Naturally, such a “hero” for a novel isn’t as palatable to agents and publishers as someone like Robert Langdon (The Da Vinci Code was the bestselling fiction novel the same year “Anonymous” printed his own run). In short, a likable milquetoast is still what lands someone on The New York Times bestseller list–unless the author is adept at guerilla marketing in such a way as to infect our brains with the image of his cover. Though the strategy has been a long game–a decade to be exact–before Simon & Schuster (specifically their Gallery Books imprint) finally came knocking, “Anonymous” has clearly forged a very distinct path for other authors who can’t seem to get published by more traditional means, including garnering the interest of an agent who will hustle a project they’re doubtful about.

“Anonymous” even went the extra kilometer to draw in male readers by creating a profile on a dating website (apps weren’t as pervasive) featuring photos of an attractive woman suggesting she would go out with her suitors if they had read Diary of an Oxygen Thief. As Anonymous stated in an interview with Publishers Weekly, “I gave the impression that, if they were to read this book, they might have more of an amorous chance with me.”  So it was that no modern channel used and well-liked by the hipster (read: millennial) audience went untapped by “Anonymous.” Are there typos and occasional grammatical errors throughout? Sure. But the same goes for those “big-budget” books that actually have editors. Is the plot a bit thin, at times, contingent solely upon our narrator’s narcissism and paranoia (will we ever know if Ainsling’s photography book was real)? Absolutely. But it doesn’t matter. “Anonymous” captured our interest too deeply for us to care.

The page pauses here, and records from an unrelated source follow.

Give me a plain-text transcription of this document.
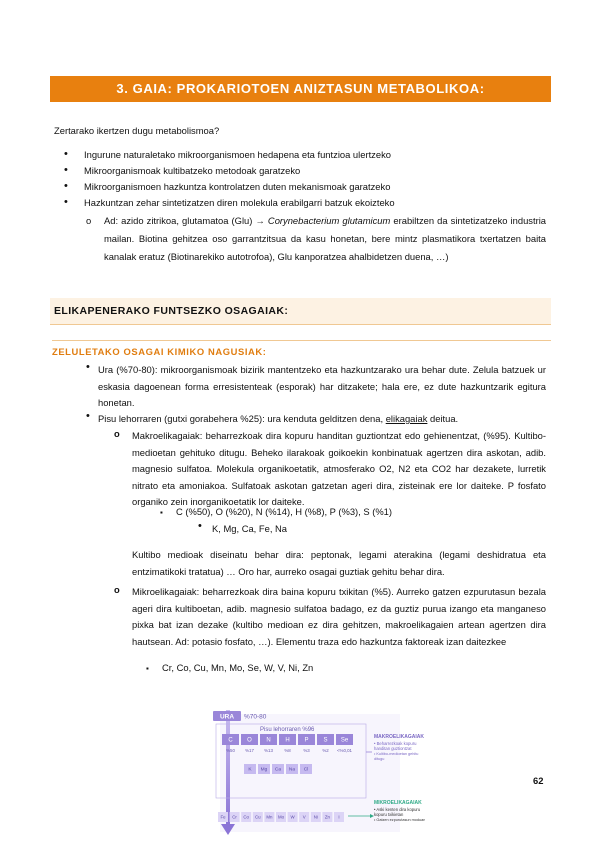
3. GAIA: PROKARIOTOEN ANIZTASUN METABOLIKOA:
Zertarako ikertzen dugu metabolismoa?
• Ingurune naturaletako mikroorganismoen hedapena eta funtzioa ulertzeko
• Mikroorganismoak kultibatzeko metodoak garatzeko
• Mikroorganismoen hazkuntza kontrolatzen duten mekanismoak garatzeko
• Hazkuntzan zehar sintetizatzen diren molekula erabilgarri batzuk ekoizteko
o Ad: azido zitrikoa, glutamatoa (Glu) → Corynebacterium glutamicum erabiltzen da sintetizatzeko industria mailan. Biotina gehitzea oso garrantzitsua da kasu honetan, bere mintz plasmatikora txertatzen baita kanalak eratuz (Biotinarekiko autotrofoa), Glu kanporatzea ahalbidetzen duena, …)
ELIKAPENERAKO FUNTSEZKO OSAGAIAK:
ZELULETAKO OSAGAI KIMIKO NAGUSIAK:
• Ura (%70-80): mikroorganismoak bizirik mantentzeko eta hazkuntzarako ura behar dute. Zelula batzuek ur eskasia dagoenean forma erresistenteak (esporak) har ditzakete; hala ere, ez dute hazkuntzarik egitura honetan.
• Pisu lehorraren (gutxi gorabehera %25): ura kenduta gelditzen dena, elikagaiak deitua.
o Makroelikagaiak: beharrezkoak dira kopuru handitan guztiontzat edo gehienentzat, (%95). Kultibo-medioetan gehituko ditugu. Beheko ilarakoak goikoekin konbinatuak agertzen dira askotan, adib. magnesio sulfatoa. Molekula organikoetatik, atmosferako O2, N2 eta CO2 har dezakete, lurretik nitrato eta amoniakoa. Sulfatoak askotan gatzetan ageri dira, zisteinak ere lor daiteke. P fosfato organiko zein inorganikoetatik lor daiteke.
▪ C (%50), O (%20), N (%14), H (%8), P (%3), S (%1)
• K, Mg, Ca, Fe, Na
Kultibo medioak diseinatu behar dira: peptonak, legami aterakina (legami deshidratua eta entzimatikoki tratatua) … Oro har, aurreko osagai guztiak gehitu behar dira.
o Mikroelikagaiak: beharrezkoak dira baina kopuru txikitan (%5). Aurreko gatzen ezpurutasun bezala ageri dira kultiboetan, adib. magnesio sulfatoa badago, ez da guztiz purua izango eta manganeso pixka bat izan dezake (kultibo medioan ez dira gehitzen, makroelikagaien artean agertzen dira hautsean. Ad: potasio fosfato, …). Elementu traza edo hazkuntza faktoreak izan daitezkee
▪ Cr, Co, Cu, Mn, Mo, Se, W, V, Ni, Zn
URA %70-80
Pisu lehorraren %96
C O N H P S Se
%50 %17 %13	%8	%3	%2 <%0,01
K Mg Ca Na Cl
Fe Cr Co Cu Mn Mo W V Ni Zn I
MAKROELIKAGAIAK
• Beharrezkoak kopuru
handitan guztiontzat
• Kultibo-medioetan gehitu
ditugu
MIKROELIKAGAIAK
• Aski kenten dira kopuru
kopuru txikietan
• Gatzen ezpurutasun moduan
62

With his follow-up to Diary of an Oxygen Thief, Chameleon on a Kaleidoscope, also self-published in 2012, the momentum and following “Anonymous” has gained by sheer force of persistent marketing innovation has perhaps at last afforded him the ultimate writer’s luxury: focusing on “just” the writing. We’ll see what that means for his third novel, Eunuchs and Nymphomaniacs, about “an inherent incompatibility between the sexes.” In the meantime, mind your brain as it’s infected by the osmosis of constantly seeing a book cover’s image or title across various channels.